Efficacy of Low Dose Corticosteroid Therapy in Duchenne Muscular Dystrophy

  Objective  To assess whether low dose corticosteroid could improve muscle strength and motor function in children with Duchenne muscular dystrophy (DMD).

  Methods  In this randomized double-blind controlled trial, patients with DMD at the age of 5-10 diagnosed from September 2005 to December 2008 in Peking Union Medical College Hospital were enrolled. The patients were divided into treatment group and control group randomly. The treatment group was given prednisone at a dosage of 0.75 mg/(kg·d) for three months, and the control group was given vitamin C 0.3 mg/d as placebo in the same period. Every patient was followed-up once a month for a total of 4 times, testing muscle strength, motor function (9-meter walk test), respiratory function forced vital capacity (FVC), and serum creatine kinase.

  Results  Thirty-one eligible DMD patients were enrolled, including 17 in the treatment group and 14 in the control group.
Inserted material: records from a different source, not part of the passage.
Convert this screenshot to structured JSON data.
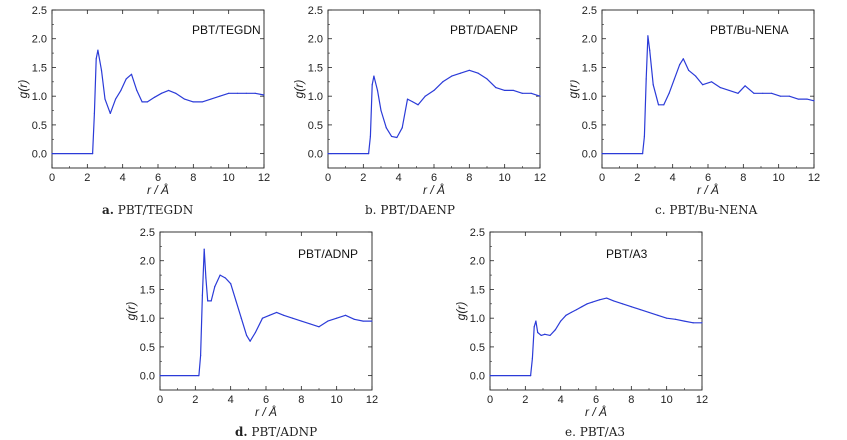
{
  "chart_data": [
    {
      "type": "line",
      "panel_title": "PBT/TEGDN",
      "caption_letter": "a.",
      "caption_text": "PBT/TEGDN",
      "xlabel": "r / Å",
      "ylabel": "g(r)",
      "xlim": [
        0,
        12
      ],
      "ylim": [
        -0.25,
        2.5
      ],
      "xticks": [
        "0",
        "2",
        "4",
        "6",
        "8",
        "10",
        "12"
      ],
      "yticks": [
        "0.0",
        "0.5",
        "1.0",
        "1.5",
        "2.0",
        "2.5"
      ],
      "color": "#2b3bd8",
      "x": [
        0,
        2.3,
        2.4,
        2.5,
        2.6,
        2.8,
        3.0,
        3.3,
        3.6,
        3.9,
        4.2,
        4.5,
        4.8,
        5.1,
        5.4,
        5.8,
        6.2,
        6.6,
        7.0,
        7.5,
        8.0,
        8.5,
        9.0,
        9.5,
        10.0,
        10.5,
        11.0,
        11.5,
        12.0
      ],
      "y": [
        0,
        0,
        0.7,
        1.65,
        1.8,
        1.45,
        0.95,
        0.7,
        0.95,
        1.1,
        1.3,
        1.38,
        1.1,
        0.9,
        0.9,
        0.98,
        1.05,
        1.1,
        1.05,
        0.95,
        0.9,
        0.9,
        0.95,
        1.0,
        1.05,
        1.05,
        1.05,
        1.05,
        1.02
      ]
    },
    {
      "type": "line",
      "panel_title": "PBT/DAENP",
      "caption_letter": "b.",
      "caption_text": "PBT/DAENP",
      "xlabel": "r / Å",
      "ylabel": "g(r)",
      "xlim": [
        0,
        12
      ],
      "ylim": [
        -0.25,
        2.5
      ],
      "xticks": [
        "0",
        "2",
        "4",
        "6",
        "8",
        "10",
        "12"
      ],
      "yticks": [
        "0.0",
        "0.5",
        "1.0",
        "1.5",
        "2.0",
        "2.5"
      ],
      "color": "#2b3bd8",
      "x": [
        0,
        2.3,
        2.4,
        2.5,
        2.6,
        2.8,
        3.0,
        3.3,
        3.6,
        3.9,
        4.2,
        4.5,
        4.8,
        5.1,
        5.5,
        6.0,
        6.5,
        7.0,
        7.5,
        8.0,
        8.5,
        9.0,
        9.5,
        10.0,
        10.5,
        11.0,
        11.5,
        12.0
      ],
      "y": [
        0,
        0,
        0.3,
        1.2,
        1.35,
        1.1,
        0.75,
        0.45,
        0.3,
        0.28,
        0.45,
        0.95,
        0.9,
        0.85,
        1.0,
        1.1,
        1.25,
        1.35,
        1.4,
        1.45,
        1.4,
        1.3,
        1.15,
        1.1,
        1.1,
        1.05,
        1.05,
        1.0
      ]
    },
    {
      "type": "line",
      "panel_title": "PBT/Bu-NENA",
      "caption_letter": "c.",
      "caption_text": "PBT/Bu-NENA",
      "xlabel": "r / Å",
      "ylabel": "g(r)",
      "xlim": [
        0,
        12
      ],
      "ylim": [
        -0.25,
        2.5
      ],
      "xticks": [
        "0",
        "2",
        "4",
        "6",
        "8",
        "10",
        "12"
      ],
      "yticks": [
        "0.0",
        "0.5",
        "1.0",
        "1.5",
        "2.0",
        "2.5"
      ],
      "color": "#2b3bd8",
      "x": [
        0,
        2.3,
        2.4,
        2.5,
        2.6,
        2.7,
        2.9,
        3.2,
        3.5,
        3.8,
        4.1,
        4.4,
        4.6,
        4.9,
        5.3,
        5.7,
        6.2,
        6.7,
        7.2,
        7.7,
        8.1,
        8.6,
        9.1,
        9.6,
        10.1,
        10.6,
        11.1,
        11.6,
        12.0
      ],
      "y": [
        0,
        0,
        0.3,
        1.3,
        2.05,
        1.8,
        1.2,
        0.85,
        0.85,
        1.05,
        1.3,
        1.55,
        1.65,
        1.45,
        1.35,
        1.2,
        1.25,
        1.15,
        1.1,
        1.05,
        1.18,
        1.05,
        1.05,
        1.05,
        1.0,
        1.0,
        0.95,
        0.95,
        0.92
      ]
    },
    {
      "type": "line",
      "panel_title": "PBT/ADNP",
      "caption_letter": "d.",
      "caption_text": "PBT/ADNP",
      "xlabel": "r / Å",
      "ylabel": "g(r)",
      "xlim": [
        0,
        12
      ],
      "ylim": [
        -0.25,
        2.5
      ],
      "xticks": [
        "0",
        "2",
        "4",
        "6",
        "8",
        "10",
        "12"
      ],
      "yticks": [
        "0.0",
        "0.5",
        "1.0",
        "1.5",
        "2.0",
        "2.5"
      ],
      "color": "#2b3bd8",
      "x": [
        0,
        2.2,
        2.3,
        2.4,
        2.5,
        2.6,
        2.7,
        2.9,
        3.1,
        3.4,
        3.7,
        4.0,
        4.3,
        4.6,
        4.9,
        5.1,
        5.4,
        5.8,
        6.2,
        6.6,
        7.0,
        7.5,
        8.0,
        8.5,
        9.0,
        9.5,
        10.0,
        10.5,
        11.0,
        11.5,
        12.0
      ],
      "y": [
        0,
        0,
        0.35,
        1.4,
        2.2,
        1.7,
        1.3,
        1.3,
        1.55,
        1.75,
        1.7,
        1.6,
        1.3,
        1.0,
        0.7,
        0.6,
        0.75,
        1.0,
        1.05,
        1.1,
        1.05,
        1.0,
        0.95,
        0.9,
        0.85,
        0.95,
        1.0,
        1.05,
        0.98,
        0.95,
        0.95
      ]
    },
    {
      "type": "line",
      "panel_title": "PBT/A3",
      "caption_letter": "e.",
      "caption_text": "PBT/A3",
      "xlabel": "r / Å",
      "ylabel": "g(r)",
      "xlim": [
        0,
        12
      ],
      "ylim": [
        -0.25,
        2.5
      ],
      "xticks": [
        "0",
        "2",
        "4",
        "6",
        "8",
        "10",
        "12"
      ],
      "yticks": [
        "0.0",
        "0.5",
        "1.0",
        "1.5",
        "2.0",
        "2.5"
      ],
      "color": "#2b3bd8",
      "x": [
        0,
        2.3,
        2.4,
        2.5,
        2.6,
        2.7,
        2.9,
        3.1,
        3.4,
        3.7,
        4.0,
        4.3,
        4.6,
        4.9,
        5.2,
        5.5,
        5.8,
        6.2,
        6.6,
        7.0,
        7.5,
        8.0,
        8.5,
        9.0,
        9.5,
        10.0,
        10.5,
        11.0,
        11.5,
        12.0
      ],
      "y": [
        0,
        0,
        0.3,
        0.85,
        0.95,
        0.75,
        0.7,
        0.72,
        0.7,
        0.8,
        0.95,
        1.05,
        1.1,
        1.15,
        1.2,
        1.25,
        1.28,
        1.32,
        1.35,
        1.3,
        1.25,
        1.2,
        1.15,
        1.1,
        1.05,
        1.0,
        0.98,
        0.95,
        0.92,
        0.92
      ]
    }
  ]
}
The mean muscle strength scores of the control group at the 4 clinic visits were 38.2±7.5, 37.0±8.0, 36.2±7.6, and 36.6±7.7, while those of the treatment group were 37.7±6.1, 39.1±6.4, 40.3±5.9, and 40.0±5.6, respectively. The changes in muscle strength scores at 1, 2, 3 months after treatment compared with the scores at diagnosis were all significantly larger in the treatment group than in the control group (P=0.024, P=0.000, P=0.002). The mean time of 9-meter walk at the 4 visits in the control group were (7.7±2.5), (7.6±2.8), (8.1±2.4), and (7.6±2.8)s, and those in the treatment group were (8.5±3.4), (7.2±3.3), (7.6±3.1), and (7.1±2.8) s, showing significantly larger changes of time in the treatment group than in the control group at 2 and 3 months after treatment compared with the time at diagnosis (P=0.013, P=0.003). The four mean FVCs in the control group were (1.24±0.28), (1.13±0.26), (1.21±0.31), and (1.16±0.26)L, and the mean FVCs in the treatment group were (1.14±0.37), (1.40±0.35), (1.42±0.36), and (1.52±0.37)L, showing significantly larger changes in the treatment group than in the control group at 1, 2, and 3 months after treatment compared with the FVCs at diagnosis (P=0.000, P=0.006, P=0.000). The decrease of creatine kinase in the treatment group was significantly larger after 1-month treatment than that in the control group (P=0.035). There were no serious adverse effects in the treatment group except weight gain.

  Conclusions  Short-term application of low dose prednisone in children with DMD can increase muscle strength, improve motor and respiratory functions.